Budget cuts to the UNC system totaling more than $500 million since 2011, the elimination of the N.C. Teaching Fellows program and years of faculty pay freezes have marched their way through the legislature while often sparking an outcry from UNC-system campuses. More recently, a bill was introduced which would require UNC-system professors to teach at least four classes a semester, which hasn’t sat well with faculty.
Politics are an inherent part of public universities in the state, as their governing board is appointed by the legislature. But faculty and other critics have condemned the Board of Governors for becoming more politicized — forcing the resignation of UNC-system President Tom Ross and closing three academic centers, including the UNC-CH Center on Poverty, Work and Opportunity.
Fiscal austerity in the wake of the recession and the rise of Republican majorities in the state have changed the dynamic between higher education and the government, said Ferrel Guillory, a UNC journalism professor and director of the Program on Public Life.
“Under the Democratic majority, the legislature had really powerful friends,” said Guillory, who listed former Speaker of the N.C. House Joe Hackney and former N.C. Senate Pro Tempore Marc Basnight among UNC’s allies. “It isn’t that the University got everything that it wanted, but the University and those legislators were in sync in thinking about how the University contributed to the economic and civic life of the state.”

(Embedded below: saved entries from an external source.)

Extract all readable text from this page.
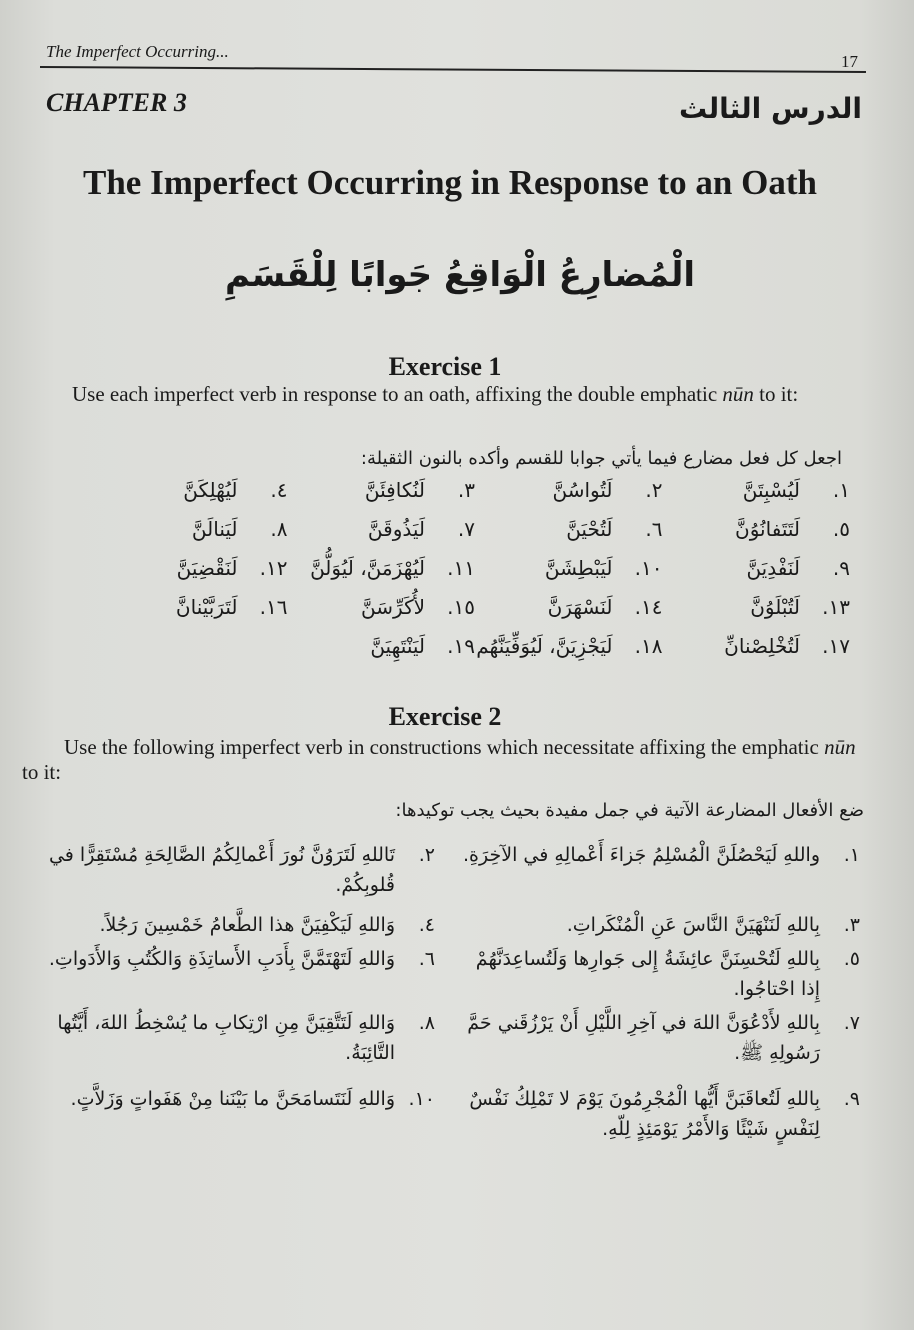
The Imperfect Occurring...
17
CHAPTER 3	الدرس الثالث
The Imperfect Occurring in Response to an Oath
الْمُضارِعُ الْوَاقِعُ جَوابًا لِلْقَسَمِ
Exercise 1
Use each imperfect verb in response to an oath, affixing the double emphatic nūn to it:
اجعل كل فعل مضارع فيما يأتي جوابا للقسم وأكده بالنون الثقيلة:
١.
لَيُسْبِتَنَّ
٢.
لَتُواسُنَّ
٣.
لَنُكافِئَنَّ
٤.
لَيُهْلِكَنَّ
٥.
لَتَتَفانُوُنَّ
٦.
لَتُحْيَنَّ
٧.
لَيَذُوقَنَّ
٨.
لَيَنالَنَّ
٩.
لَنَفْدِيَنَّ
١٠.
لَيَبْطِشَنَّ
١١.
لَيُهْزَمَنَّ، لَيُوَلُّنَّ
١٢.
لَنَقْضِيَنَّ
١٣.
لَتُبْلَوُنَّ
١٤.
لَنَسْهَرَنَّ
١٥.
لأُكَرِّسَنَّ
١٦.
لَتَرَبَّيْنانَّ
١٧.
لَتُخْلِصْنانِّ
١٨.
لَيَجْزِيَنَّ، لَيُوَفِّيَنَّهُم
١٩.
لَيَنْتَهِيَنَّ
Exercise 2
Use the following imperfect verb in constructions which necessitate affixing the emphatic nūn to it:
ضع الأفعال المضارعة الآتية في جمل مفيدة بحيث يجب توكيدها:
١.
واللهِ لَيَحْصُلَنَّ الْمُسْلِمُ جَزاءَ أَعْمالِهِ في الآخِرَةِ.
٢.
تَاللهِ لَتَرَوُنَّ نُورَ أَعْمالِكُمُ الصَّالِحَةِ مُسْتَقِرًّا في قُلوبِكُمْ.
٣.
بِاللهِ لَنَنْهَيَنَّ النَّاسَ عَنِ الْمُنْكَراتِ.
٤.
وَاللهِ لَيَكْفِيَنَّ هذا الطَّعامُ خَمْسِينَ رَجُلاً.
٥.
بِاللهِ لَتُحْسِنَنَّ عائِشَةُ إِلى جَوارِها وَلَتُساعِدَنَّهُمْ إِذا احْتاجُوا.
٦.
وَاللهِ لَتَهْتَمَّنَّ بِأَدَبِ الأَساتِذَةِ وَالكُتُبِ وَالأَدَواتِ.
٧.
بِاللهِ لأَدْعُوَنَّ اللهَ في آخِرِ اللَّيْلِ أَنْ يَرْزُقَني حَمَّ رَسُولِهِ ﷺ.
٨.
وَاللهِ لَتَتَّقِيَنَّ مِنِ ارْتِكابِ ما يُسْخِطُ اللهَ، أَيَّتُها التَّائِبَةُ.
٩.
بِاللهِ لَتُعاقَبَنَّ أَيُّها الْمُجْرِمُونَ يَوْمَ لا تَمْلِكُ نَفْسٌ لِنَفْسٍ شَيْئًا وَالأَمْرُ يَوْمَئِذٍ لِلّهِ.
١٠.
وَاللهِ لَنَتَسامَحَنَّ ما بَيْنَنا مِنْ هَفَواتٍ وَزَلاَّتٍ.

Unlike businesses and other special-interest groups, UNC-system schools are not allowed to hire outside lobbyists to gain lawmakers’ ears, though the system itself has a lobbyist.

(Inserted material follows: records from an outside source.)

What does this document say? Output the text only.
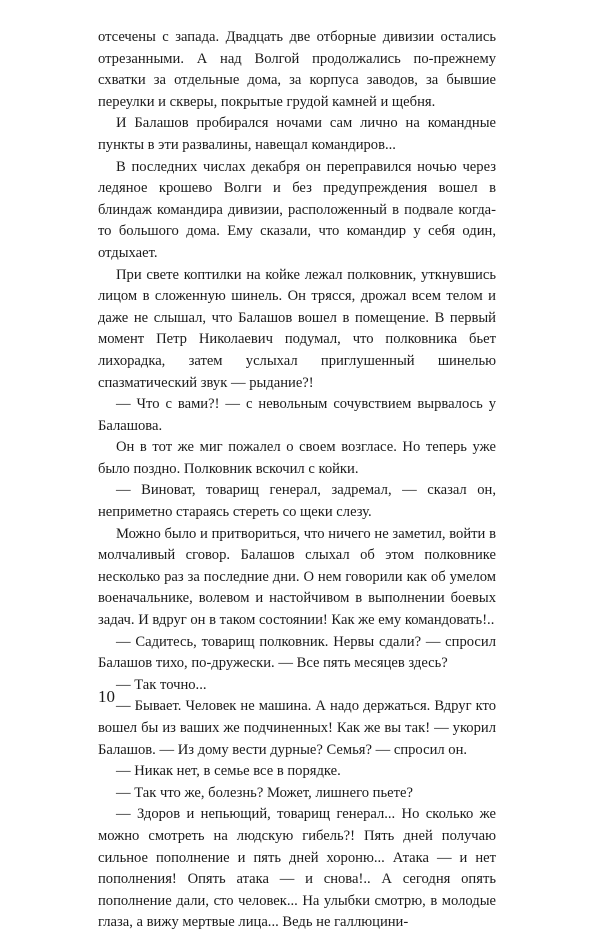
отсечены с запада. Двадцать две отборные дивизии остались отрезанными. А над Волгой продолжались по-прежнему схватки за отдельные дома, за корпуса заводов, за бывшие переулки и скверы, покрытые грудой камней и щебня.

И Балашов пробирался ночами сам лично на командные пункты в эти развалины, навещал командиров...

В последних числах декабря он переправился ночью через ледяное крошево Волги и без предупреждения вошел в блиндаж командира дивизии, расположенный в подвале когда-то большого дома. Ему сказали, что командир у себя один, отдыхает.

При свете коптилки на койке лежал полковник, уткнувшись лицом в сложенную шинель. Он трясся, дрожал всем телом и даже не слышал, что Балашов вошел в помещение. В первый момент Петр Николаевич подумал, что полковника бьет лихорадка, затем услыхал приглушенный шинелью спазматический звук — рыдание?!

— Что с вами?! — с невольным сочувствием вырвалось у Балашова.

Он в тот же миг пожалел о своем возгласе. Но теперь уже было поздно. Полковник вскочил с койки.

— Виноват, товарищ генерал, задремал, — сказал он, неприметно стараясь стереть со щеки слезу.

Можно было и притвориться, что ничего не заметил, войти в молчаливый сговор. Балашов слыхал об этом полковнике несколько раз за последние дни. О нем говорили как об умелом военачальнике, волевом и настойчивом в выполнении боевых задач. И вдруг он в таком состоянии! Как же ему командовать!..

— Садитесь, товарищ полковник. Нервы сдали? — спросил Балашов тихо, по-дружески. — Все пять месяцев здесь?

— Так точно...

— Бывает. Человек не машина. А надо держаться. Вдруг кто вошел бы из ваших же подчиненных! Как же вы так! — укорил Балашов. — Из дому вести дурные? Семья? — спросил он.

— Никак нет, в семье все в порядке.

— Так что же, болезнь? Может, лишнего пьете?

— Здоров и непьющий, товарищ генерал... Но сколько же можно смотреть на людскую гибель?! Пять дней получаю сильное пополнение и пять дней хороню... Атака — и нет пополнения! Опять атака — и снова!.. А сегодня опять пополнение дали, сто человек... На улыбки смотрю, в молодые глаза, а вижу мертвые лица... Ведь не галлюцини-

10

Jonathan Kappler, director of state government relations for the UNC system, said the system can offer unity that would be hard to replicate with private lobbyists for each campus.
“We are one system, we have one budget request, one policy agenda,” he said. “Smaller institutions may not be in Raleigh as often, but they are getting the same information on what is happening there.”
Kappler said some schools in the UNC system naturally have advantages over others; larger schools have more alumni, and schools closer to Raleigh can spend more time in the Capitol.